Interiorización del ascenso

En el Cancionero y romancero de ausencias (1938-1941), el psiquismo ascensional se interioriza y se ahonda humanamente: «Llegó tan hondo el beso / que traspasó y emocionó los muertos. // El beso aquel que quiso / cavar los muertos y sembrar los vivos.» El vuelo es imposible cuando tres heridas conforman al poeta: «la de la vida, / la de la muerte, / la del amor» (poema 25). Sabiéndose preso, solo es admisible la ulterior sobrevivencia por vía espiritualmente imaginaria: «Por un huerto de bocas, / futuras y doradas / relumbrará mi sombra» (poema 33). Pasado y presente se enfrentan en su recuerdo y en su vida encarcelada: ascensión, descenso, separación: «El amor ascendía, entre nosotros / y devoró los cuerpos solitarios. / Y somos dos fantasmas que se pasean / y se encuentran lejanos» (poema 40).

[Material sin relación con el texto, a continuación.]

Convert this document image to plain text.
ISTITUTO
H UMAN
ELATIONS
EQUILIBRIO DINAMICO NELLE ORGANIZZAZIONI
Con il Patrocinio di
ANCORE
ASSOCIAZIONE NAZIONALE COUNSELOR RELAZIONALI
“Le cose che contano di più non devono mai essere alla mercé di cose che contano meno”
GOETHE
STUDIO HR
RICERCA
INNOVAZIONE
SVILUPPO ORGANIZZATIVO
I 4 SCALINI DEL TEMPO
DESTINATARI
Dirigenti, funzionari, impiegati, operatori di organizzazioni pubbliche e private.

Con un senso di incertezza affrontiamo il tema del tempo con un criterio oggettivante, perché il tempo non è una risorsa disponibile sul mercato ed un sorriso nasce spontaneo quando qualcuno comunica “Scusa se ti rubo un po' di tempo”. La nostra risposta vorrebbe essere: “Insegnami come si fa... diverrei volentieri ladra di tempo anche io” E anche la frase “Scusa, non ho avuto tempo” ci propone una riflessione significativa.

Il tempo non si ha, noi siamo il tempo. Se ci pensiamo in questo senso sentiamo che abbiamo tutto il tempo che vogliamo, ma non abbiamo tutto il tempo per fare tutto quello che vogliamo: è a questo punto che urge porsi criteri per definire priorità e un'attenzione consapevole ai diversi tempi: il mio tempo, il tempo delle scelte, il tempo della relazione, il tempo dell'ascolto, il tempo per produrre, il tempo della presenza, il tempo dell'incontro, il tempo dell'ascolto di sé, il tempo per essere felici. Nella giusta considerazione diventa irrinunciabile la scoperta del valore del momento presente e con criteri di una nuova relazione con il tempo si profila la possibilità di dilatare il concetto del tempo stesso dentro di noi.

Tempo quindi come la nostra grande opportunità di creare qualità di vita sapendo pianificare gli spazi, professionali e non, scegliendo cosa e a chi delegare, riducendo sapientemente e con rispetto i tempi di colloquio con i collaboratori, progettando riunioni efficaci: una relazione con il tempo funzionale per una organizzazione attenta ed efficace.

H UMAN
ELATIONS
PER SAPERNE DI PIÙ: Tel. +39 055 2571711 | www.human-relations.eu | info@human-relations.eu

En su desventura, el poeta ha dejado de soñar en ser libre, pero aún le queda un refugio: el ensueño amoroso donde «La libertad es algo / que solo en tus entrañas / bate como un relámpago» (poema 54); es la posibilidad del hijo en la mujer amada. Y volverá a repetir lo mismo en los poemas 59 y 73. En este último concluye: «¿Para qué quiero la luz / si tropiezo con tinieblas?» Pero escribe las «Nanas de la cebolla», como parvo consuelo: «Tu risa me hace libre, / me pone alas. / Soledades me quita, / cárcel me arranca» -le dice al hijo.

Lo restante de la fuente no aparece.